Just because they’re small doesn’t mean they can’t benefit from veterinary attention. Teeth, which grow continuously in rodents, often require trimming. Parasites such as lice, mites, and fleas can infest your pet. In addition, these companion animals can suffer from other health issues, often prevented with adequate husbandry which we are well-positioned to counsel you on using the most current medical information. Call us if your pet stops eating, loses weight, appears quieter than normal, has discharge from the eyes or nose, or develops a lump on its body. We can provide treatment that fits your budget.

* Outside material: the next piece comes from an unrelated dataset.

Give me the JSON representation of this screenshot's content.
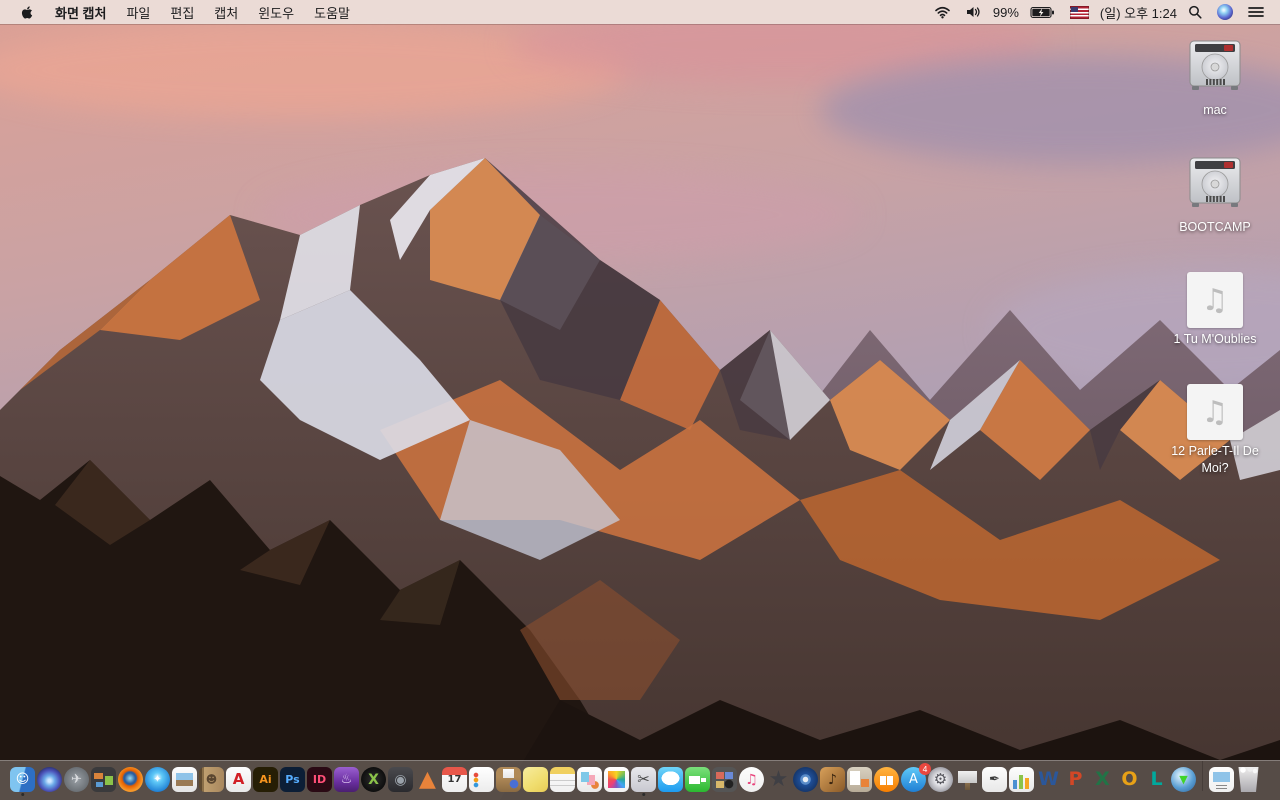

- Gerbils – Gerbils are very social pets that need companionship with other gerbils. Having a few same-sex gerbils within a single enclosure is good for their health. When regularly handled, gerbils can become very tame and make a perfect companion. Their average lifespan ranges from 2 to 3 years.
- Guinea Pigs – Guinea pigs are also social and benefit from having a same-sex friend within the same enclosure. Guinea pigs are known for their gentility and very rarely bite, even when anxious or frightened. Guinea pigs are quite skittish and should be kept in a quiet area of your home. Because of their backs, guinea pigs cannot run in a wheel or ball and can injure themselves if attempted. Their average lifespan is around 5 to 7 years.
- Hamsters – Hamsters are a pet best left observed. They are known to be fairly aggressive and can often bite. Multiple hamsters cannot be placed in the same enclosure, as they will fight to the death. As nocturnal animals, hamsters remain very active at night which could keep an owner awake if they are kept in the same room. Typically, hamsters live for 2 to 3 years.
- Mice – Like hamsters, mice are better left watched rather than handled. They are very timid, often shying away from human interaction and are very quick and skittish, allowing them to easily escape when held. Mice are one of the easiest pets to own because they have minimal space needs and do not require attention. They do, however, enjoy companionship with other mice, so purchasing multiple can keep your pet happy. A pet mouse will usually live for 1 to 3 years.
- Rats – Rats enjoy the company of other rats as well as attention from their owners; they very rarely bite. Rats also have the capacity to be litter box trained and can be taught to perform simple tricks. A rat’s lifespan is between 2 and 4 years.
- Species-specific pellets
- Hay and greens
- Supplements (when necessary)
When introducing a new food, be sure to gradually incorporate it into your rodent’s diet. Abrupt changes could cause gastrointestinal pain. Also, be sure to keep a constant water supply using a sipper bottle on the side of the cage. Please remember that seed diets are not recommended and can lead to malnutrition and starvation.
Hedgehogs are prone to many illnesses such as obesity and dental problems, as well as a variety of skin and quill issues. Contact us for information about the best environmental conditions and to address any health concerns which may arise. Please note that it may be necessary to anesthetise your hedgehog to perform a full physical exam, this is assessed on a case by case basis.